The two Princes know they will bear the brunt of responsibility for royal engagements, so it needs to be a partnership.

But Harry's current priority is his military career. His only official duties for the rest of this are likely to be occasional appearances to mark the queen's diamond jubilee and as an Olympic ambassador.

Harry came out as the top gunner on his recent Apache helicopter course. He wouldn't have accepted the award if he thought it was bestowed on him because of who he is, my source tells me.

Read more about Harry's helicopter training

The prince loathes being treated as anything but an ordinary officer. His military colleagues say they often forget his royal status. The army provides Harry with normality.

According to a friend who trained with Harry, he even has a nickname which goes back to his time at the Royal Military Academy at Sandhurst: Harry Potter.

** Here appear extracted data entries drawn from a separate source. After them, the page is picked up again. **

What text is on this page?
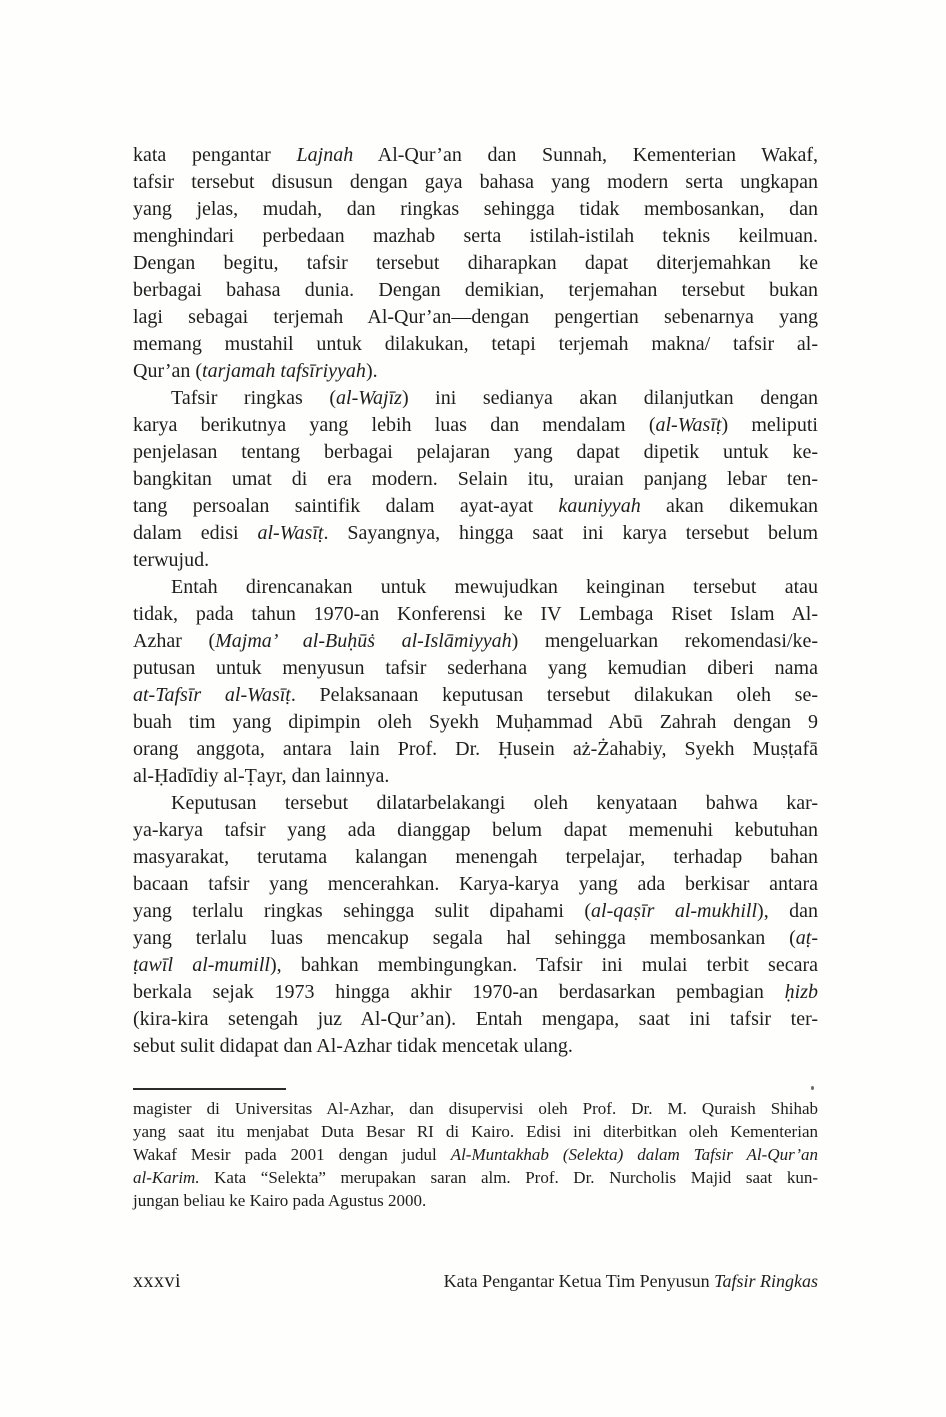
kata pengantar Lajnah Al-Qur’an dan Sunnah, Kementerian Wakaf,
tafsir tersebut disusun dengan gaya bahasa yang modern serta ungkapan
yang jelas, mudah, dan ringkas sehingga tidak membosankan, dan
menghindari perbedaan mazhab serta istilah-istilah teknis keilmuan.
Dengan begitu, tafsir tersebut diharapkan dapat diterjemahkan ke
berbagai bahasa dunia. Dengan demikian, terjemahan tersebut bukan
lagi sebagai terjemah Al-Qur’an—dengan pengertian sebenarnya yang
memang mustahil untuk dilakukan, tetapi terjemah makna/ tafsir al-
Qur’an (tarjamah tafsīriyyah).
Tafsir ringkas (al-Wajīz) ini sedianya akan dilanjutkan dengan
karya berikutnya yang lebih luas dan mendalam (al-Wasīṭ) meliputi
penjelasan tentang berbagai pelajaran yang dapat dipetik untuk ke-
bangkitan umat di era modern. Selain itu, uraian panjang lebar ten-
tang persoalan saintifik dalam ayat-ayat kauniyyah akan dikemukan
dalam edisi al-Wasīṭ. Sayangnya, hingga saat ini karya tersebut belum
terwujud.
Entah direncanakan untuk mewujudkan keinginan tersebut atau
tidak, pada tahun 1970-an Konferensi ke IV Lembaga Riset Islam Al-
Azhar (Majma’ al-Buḥūṡ al-Islāmiyyah) mengeluarkan rekomendasi/ke-
putusan untuk menyusun tafsir sederhana yang kemudian diberi nama
at-Tafsīr al-Wasīṭ. Pelaksanaan keputusan tersebut dilakukan oleh se-
buah tim yang dipimpin oleh Syekh Muḥammad Abū Zahrah dengan 9
orang anggota, antara lain Prof. Dr. Ḥusein aż-Żahabiy, Syekh Muṣṭafā
al-Ḥadīdiy al-Ṭayr, dan lainnya.
Keputusan tersebut dilatarbelakangi oleh kenyataan bahwa kar-
ya-karya tafsir yang ada dianggap belum dapat memenuhi kebutuhan
masyarakat, terutama kalangan menengah terpelajar, terhadap bahan
bacaan tafsir yang mencerahkan. Karya-karya yang ada berkisar antara
yang terlalu ringkas sehingga sulit dipahami (al-qaṣīr al-mukhill), dan
yang terlalu luas mencakup segala hal sehingga membosankan (aṭ-
ṭawīl al-mumill), bahkan membingungkan. Tafsir ini mulai terbit secara
berkala sejak 1973 hingga akhir 1970-an berdasarkan pembagian ḥizb
(kira-kira setengah juz Al-Qur’an). Entah mengapa, saat ini tafsir ter-
sebut sulit didapat dan Al-Azhar tidak mencetak ulang.
magister di Universitas Al-Azhar, dan disupervisi oleh Prof. Dr. M. Quraish Shihab
yang saat itu menjabat Duta Besar RI di Kairo. Edisi ini diterbitkan oleh Kementerian
Wakaf Mesir pada 2001 dengan judul Al-Muntakhab (Selekta) dalam Tafsir Al-Qur’an
al-Karim. Kata “Selekta” merupakan saran alm. Prof. Dr. Nurcholis Majid saat kun-
jungan beliau ke Kairo pada Agustus 2000.
xxxvi	Kata Pengantar Ketua Tim Penyusun Tafsir Ringkas
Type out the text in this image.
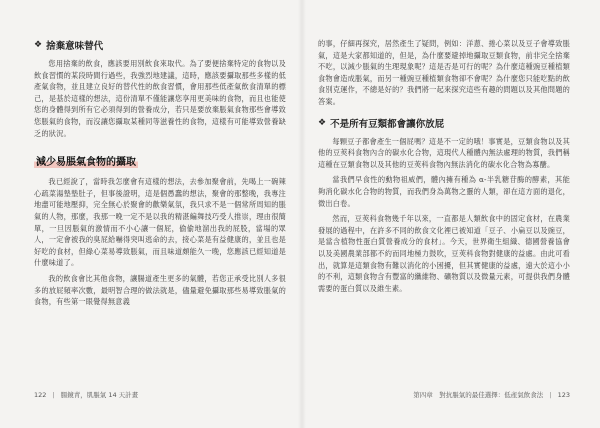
❖ 捨棄意味替代

您用捨棄的飲食，應該要用別飲食來取代。為了要便捨棄特定的食物以及飲食習慣的某段時間行過些，我強烈地建議，這時，應該要攝取那些多樣的低產氣食物，並且建立良好的替代性的飲食習慣，會用那些低產氣飲食清單的標己，是基於這樣的想法，這份清單不僅能讓您享用更美味的食物，而且也能使您的身體得到所有它必須得到的營養成分，若只是要放棄脹氣食物那些會導致您脹氣的食物，而沒讓您攝取某種同等滋養性的食物，這樣有可能導致營養缺乏的狀況。

減少易脹氣食物的攝取

我已經說了，當時我怎麼會有這樣的想法，去參加聚會前，先喝上一碗辣心疏菜湯墊墊肚子，但事後證明，這是個愚蠢的想法，聚會的那整晚，我專注地盡可能地壓抑，完全無心於聚會的歡樂氣氛，我只求不是一個常所周知的脹氣的人物，那麼，我那一晚一定不是以我的精湛編舞技巧受人推崇，理由很簡單，一旦因脹氣的激情而不小心讓一個屁，偷偷地溜出我的屁股，當場的眾人，一定會被我的臭屁給嚇得突叫逃命的去，接心菜是有益健康的，並且也是好吃的食材，但綠心菜易導致脹氣，而且味道頗能久一晚，您應該已經知道是什麼味道了。

我的飲食會比其他食物，讓腸道產生更多的氣體，若您正承受比別人多很多的放屁頻率次數，最明智合理的做法就是，儘量避免攝取那些易導致脹氣的食物，有些第一眼覺得無意義

的事，仔細再探究，居然產生了疑問，例如：洋蔥、捲心菜以及豆子會導致脹氣，這是大家都知道的，但是，為什麼要避掉地攝取豆類食物，前非完全捨棄不吃，以減少脹氣的生理現象呢？這是否是可行的呢？為什麼這種豌豆種植類食物會造成脹氣，而另一種豌豆種植類食物卻不會呢？為什麼您只能吃點的飲食別克運作，不總是好的？我們將一起來探究這些有趣的問題以及其他問題的答案。

❖ 不是所有豆類都會讓你放屁

每顆豆子都會產生一個屁嗎？這是不一定的哦！事實是，豆類食物以及其他的豆莢科食物內含的碳水化合物，這現代人種體內無法處理的物質，我們稱這種在豆類食物以及其他的豆莢科食物內無法消化的碳水化合物為寡醣。

當我們早食性的動物祖威們，體內擁有種為 α-半乳糖苷酶的酵素，其能夠消化碳水化合物的物質，而我們身為萬物之靈的人類，卻在這方面的退化，微出白卷。

然而，豆莢科食物幾千年以來，一直都是人類飲食中的固定食材，在農業發展的過程中，在許多不同的飲食文化裡已被知道「豆子、小扁豆以及豌豆，是當含植物性蛋白質營養成分的食材」。今天，世界衛生組織、德國營養協會以及美國農業部都不約而同地極力鼓吹，豆莢科食物對健康的益處。由此可看出，就算是這類食物有難以消化的小困擾，但其實健康的益處，遠大於這小小的不利，這類食物含有豐富的纖維物、礦物質以及微量元素，可提供我們身體需要的蛋白質以及維生素。

122 | 腸鏡青，肌脹氣 14 天計畫	第四章　對抗脹氣的最佳選擇：低產氣飲食法 | 123
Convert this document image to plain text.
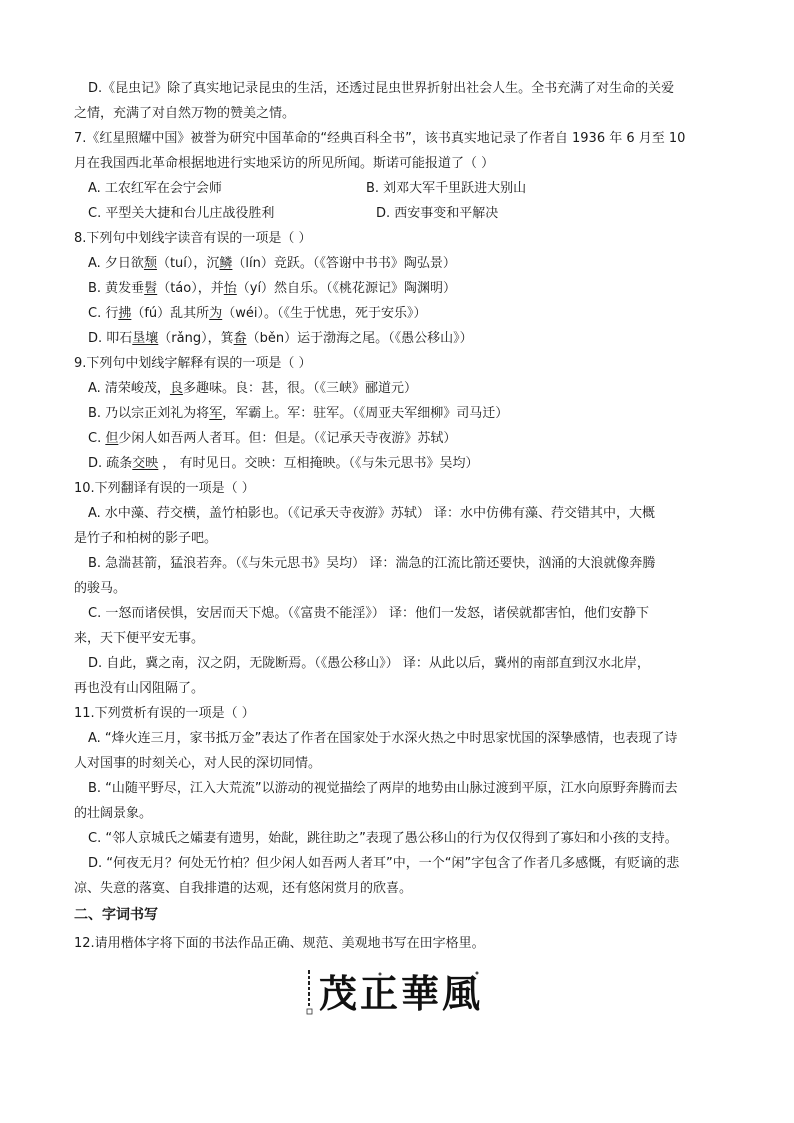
D.《昆虫记》除了真实地记录昆虫的生活，还透过昆虫世界折射出社会人生。全书充满了对生命的关爱
之情，充满了对自然万物的赞美之情。
7.《红星照耀中国》被誉为研究中国革命的“经典百科全书”，该书真实地记录了作者自 1936 年 6 月至 10
月在我国西北革命根据地进行实地采访的所见所闻。斯诺可能报道了（ ）
A. 工农红军在会宁会师	B. 刘邓大军千里跃进大别山
C. 平型关大捷和台儿庄战役胜利	D. 西安事变和平解决
8.下列句中划线字读音有误的一项是（ ）
A. 夕日欲颓（tuí），沉鳞（lín）竞跃。（《答谢中书书》陶弘景）
B. 黄发垂髫（táo），并怡（yí）然自乐。（《桃花源记》陶渊明）
C. 行拂（fú）乱其所为（wéi）。（《生于忧患，死于安乐》）
D. 叩石垦壤（rǎng），箕畚（běn）运于渤海之尾。（《愚公移山》）
9.下列句中划线字解释有误的一项是（ ）
A. 清荣峻茂，良多趣味。良：甚，很。（《三峡》郦道元）
B. 乃以宗正刘礼为将军，军霸上。军：驻军。（《周亚夫军细柳》司马迁）
C. 但少闲人如吾两人者耳。但：但是。（《记承天寺夜游》苏轼）
D. 疏条交映 ， 有时见日。交映：互相掩映。（《与朱元思书》吴均）
10.下列翻译有误的一项是（ ）
A. 水中藻、荇交横，盖竹柏影也。（《记承天寺夜游》苏轼） 译：水中仿佛有藻、荇交错其中，大概
是竹子和柏树的影子吧。
B. 急湍甚箭，猛浪若奔。（《与朱元思书》吴均） 译：湍急的江流比箭还要快，汹涌的大浪就像奔腾
的骏马。
C. 一怒而诸侯惧，安居而天下熄。（《富贵不能淫》） 译：他们一发怒，诸侯就都害怕，他们安静下
来，天下便平安无事。
D. 自此，冀之南，汉之阴，无陇断焉。（《愚公移山》） 译：从此以后，冀州的南部直到汉水北岸，
再也没有山冈阻隔了。
11.下列赏析有误的一项是（ ）
A. “烽火连三月，家书抵万金”表达了作者在国家处于水深火热之中时思家忧国的深挚感情，也表现了诗
人对国事的时刻关心，对人民的深切同情。
B. “山随平野尽，江入大荒流”以游动的视觉描绘了两岸的地势由山脉过渡到平原，江水向原野奔腾而去
的壮阔景象。
C. “邻人京城氏之孀妻有遗男，始龀，跳往助之”表现了愚公移山的行为仅仅得到了寡妇和小孩的支持。
D. “何夜无月？何处无竹柏？但少闲人如吾两人者耳”中，一个“闲”字包含了作者几多感慨，有贬谪的悲
凉、失意的落寞、自我排遣的达观，还有悠闲赏月的欣喜。
二、字词书写
12.请用楷体字将下面的书法作品正确、规范、美观地书写在田字格里。
茂正華風
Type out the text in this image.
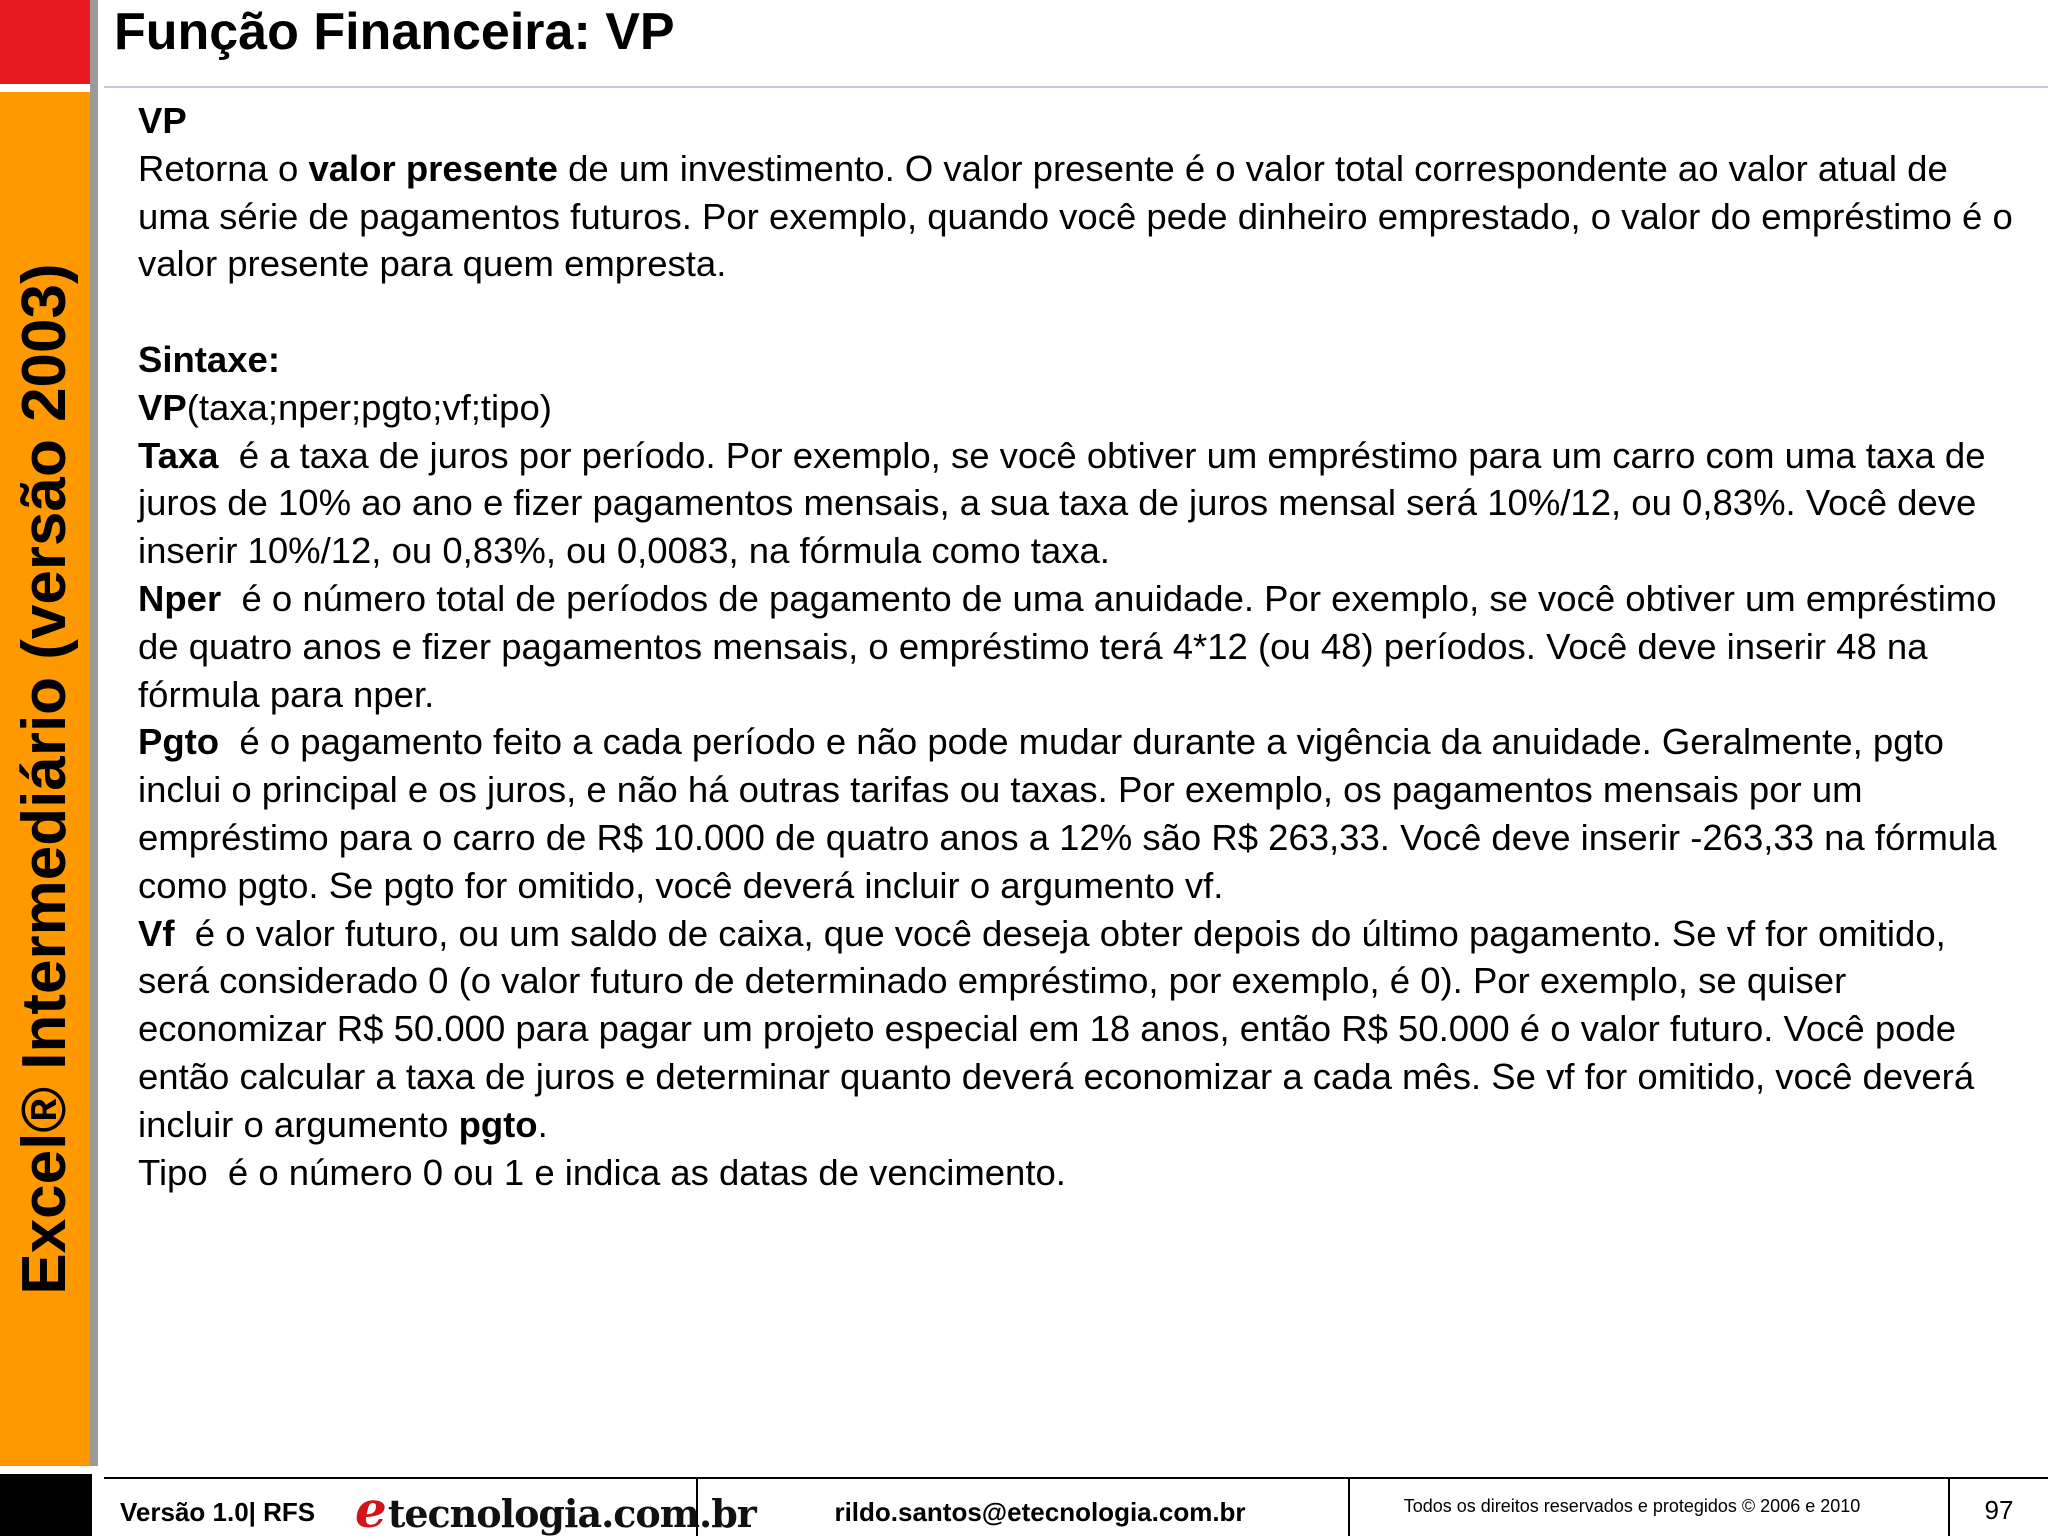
Excel® Intermediário (versão 2003)
Função Financeira: VP

VP

Retorna o valor presente de um investimento. O valor presente é o valor total correspondente ao valor atual de uma série de pagamentos futuros. Por exemplo, quando você pede dinheiro emprestado, o valor do empréstimo é o valor presente para quem empresta.

Sintaxe:

VP(taxa;nper;pgto;vf;tipo)

Taxa  é a taxa de juros por período. Por exemplo, se você obtiver um empréstimo para um carro com uma taxa de juros de 10% ao ano e fizer pagamentos mensais, a sua taxa de juros mensal será 10%/12, ou 0,83%. Você deve inserir 10%/12, ou 0,83%, ou 0,0083, na fórmula como taxa.

Nper  é o número total de períodos de pagamento de uma anuidade. Por exemplo, se você obtiver um empréstimo de quatro anos e fizer pagamentos mensais, o empréstimo terá 4*12 (ou 48) períodos. Você deve inserir 48 na fórmula para nper.

Pgto  é o pagamento feito a cada período e não pode mudar durante a vigência da anuidade. Geralmente, pgto inclui o principal e os juros, e não há outras tarifas ou taxas. Por exemplo, os pagamentos mensais por um empréstimo para o carro de R$ 10.000 de quatro anos a 12% são R$ 263,33. Você deve inserir -263,33 na fórmula como pgto. Se pgto for omitido, você deverá incluir o argumento vf.

Vf  é o valor futuro, ou um saldo de caixa, que você deseja obter depois do último pagamento. Se vf for omitido, será considerado 0 (o valor futuro de determinado empréstimo, por exemplo, é 0). Por exemplo, se quiser economizar R$ 50.000 para pagar um projeto especial em 18 anos, então R$ 50.000 é o valor futuro. Você pode então calcular a taxa de juros e determinar quanto deverá economizar a cada mês. Se vf for omitido, você deverá incluir o argumento pgto.

Tipo  é o número 0 ou 1 e indica as datas de vencimento.

Versão 1.0| RFS etecnologia.com.br	rildo.santos@etecnologia.com.br	Todos os direitos reservados e protegidos © 2006 e 2010	97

The prince is currently preparing for redeployment to Afghanistan. His last military mission to the country was cut short when news leaked that he was on the ground.

The media strategy this time round is still being worked out, but news blackouts aren't seen as viable anymore in an age of social media, so this deployment may well be announced.

But if the Taliban knows that he is there, won't that make him and his regiment a target? It's a matter for the military but my senior royal source tells me: "The thinking is that being an Apache pilot is quite an anonymous job and the Apache is already a target. They can't be more of a target than they already are."

The palace doesn't see a need for Harry to have extra personal security in Afghanistan either because his military base will, by its nature, already be secure.

Harry says he has three hats: soldier, prince and 27-year-old with buddies. He endeavors to be himself whichever hat he is wearing, and that's what defines him.

At different points in his life one hat will be more important than the others, which is why right now, he is the Soldier Prince.